S’ingannò però a partito, e si accorse quanto erano senza fondamento i suoi giudizî. Fu egli avvisato, che se non volea esporsi al pericolo, si guardasse dall’appressarsi al lido; e siccome volle egli non ostante avvicinarsi, conobbe con effetto che i Messinesi diceano da dovvero: una scarica di cannoni fe fischiare le palle attorno le di lui orecchie, e poco mancò che non vi restasse ferito. Fu dunque costretto a cedere, e a ritirarsi con vergogna a Milazzo (1765).
Quantunque il marchese di Bajona fosse pieno di maltalento contro i Messinesi, e risoluto di domarli colla forza, volle non [396] ostante tentare, se colle buone potesse ridurli a sottomettersi, ed in questo intendimento promulgò in Milazzo un indulto, in cui promettea di perdonare tutti i delitti commessi in Messina dai 7 di luglio in poi, purchè ritornassero quei cittadini all’ubbidienza del sovrano.

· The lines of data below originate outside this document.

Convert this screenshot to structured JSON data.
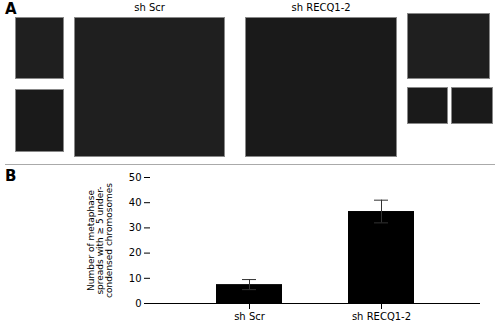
{
  "chart_data": {
    "type": "bar",
    "categories": [
      "sh Scr",
      "sh RECQ1-2"
    ],
    "values": [
      7.5,
      36.5
    ],
    "errors": [
      2.0,
      4.5
    ],
    "y_label": "Number of metaphase\nspreads with ≥ 5 under-\ncondensed chromosomes",
    "ylim": [
      0,
      50
    ],
    "yticks": [
      0,
      10,
      20,
      30,
      40,
      50
    ],
    "grid": false,
    "annotations": [
      "A",
      "sh Scr",
      "sh RECQ1-2",
      "B"
    ]
  }
}
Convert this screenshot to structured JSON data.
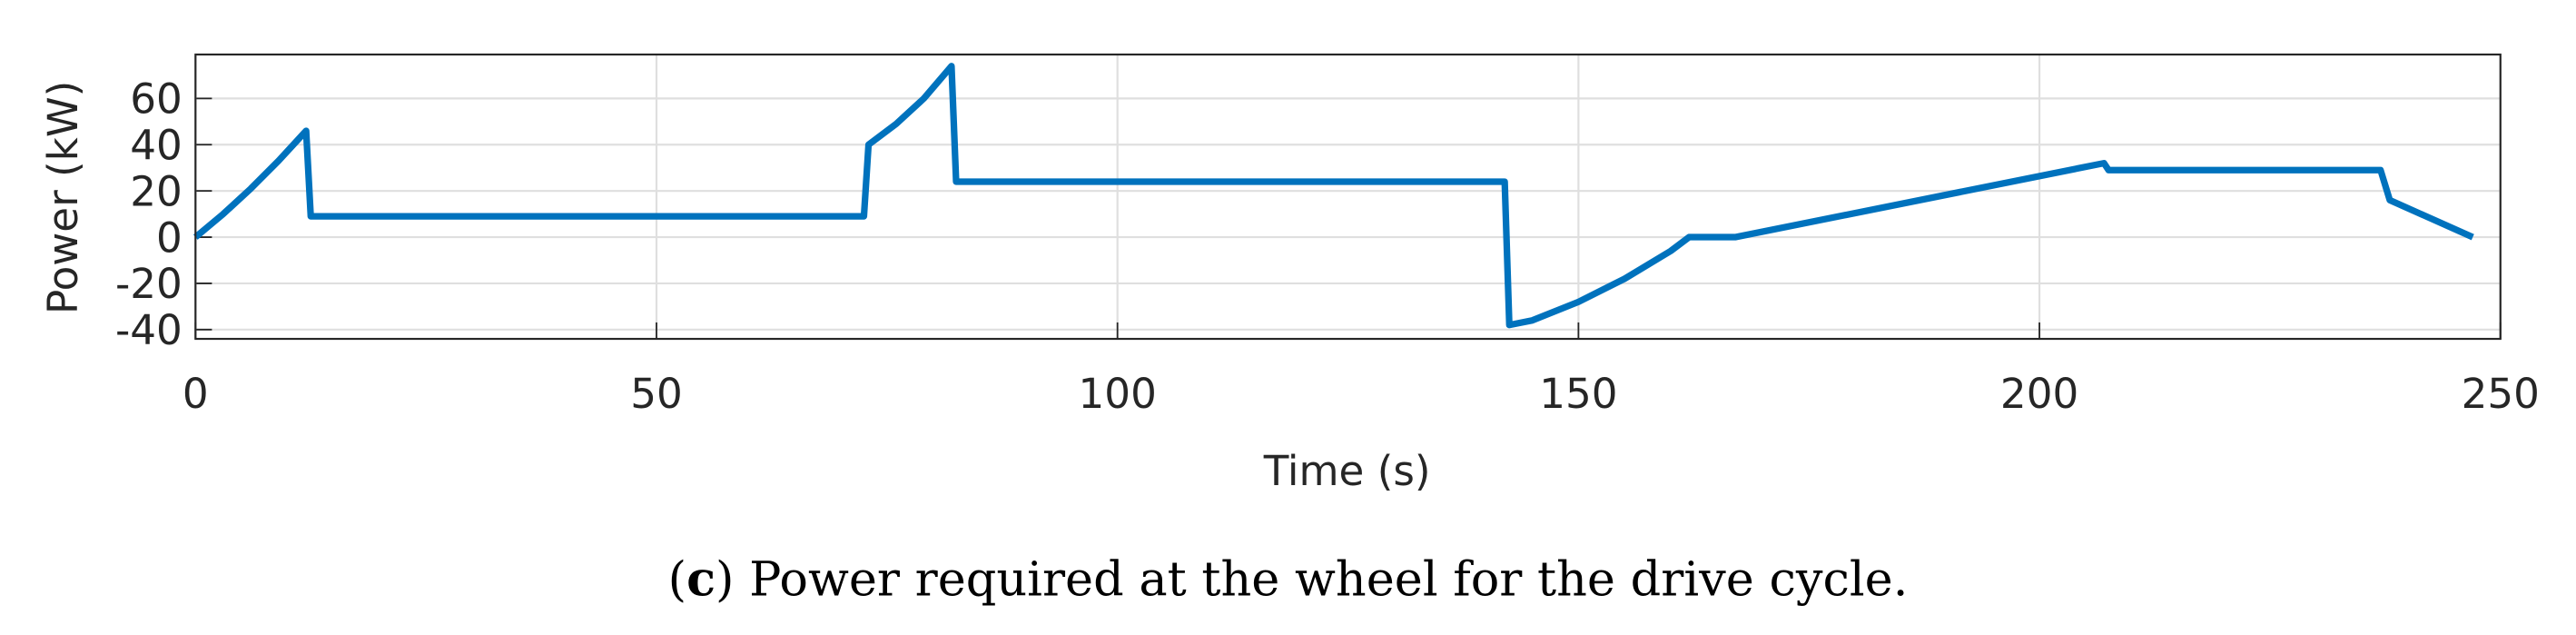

Replicò la stesa promessa ai 23 di agosto, ma sempre inutilmente. Allora vedendo chiuso il varco a qualunque modo di ridurli colle buone, si determinò di adoprare la forza, e chiamò a Milazzo le truppe regie, ch’erano sparse per il regno, intimò a’ baroni il servigio militare, e scrisse in Calabria, e in Napoli, perchè se gli spedissero delle soldatesche. Con queste fe rinforzare i castelli, ch’erano del re, e mandò de’ soccorsi all’assediato strategoto.
Ricusato ogni progetto di accomodamento, e divenuti più insolenti i Malvizzi, fecero una orrenda strage de’ Merli, e si prepararono alla difesa della città. Prima di ogni altro guernirono di soldati le fortificazioni, che appartenevano al senato, assoldando gente armata nelle terre del distretto, e munendo quei castelli di viveri, e di tutte le necessarie provigioni da guerra.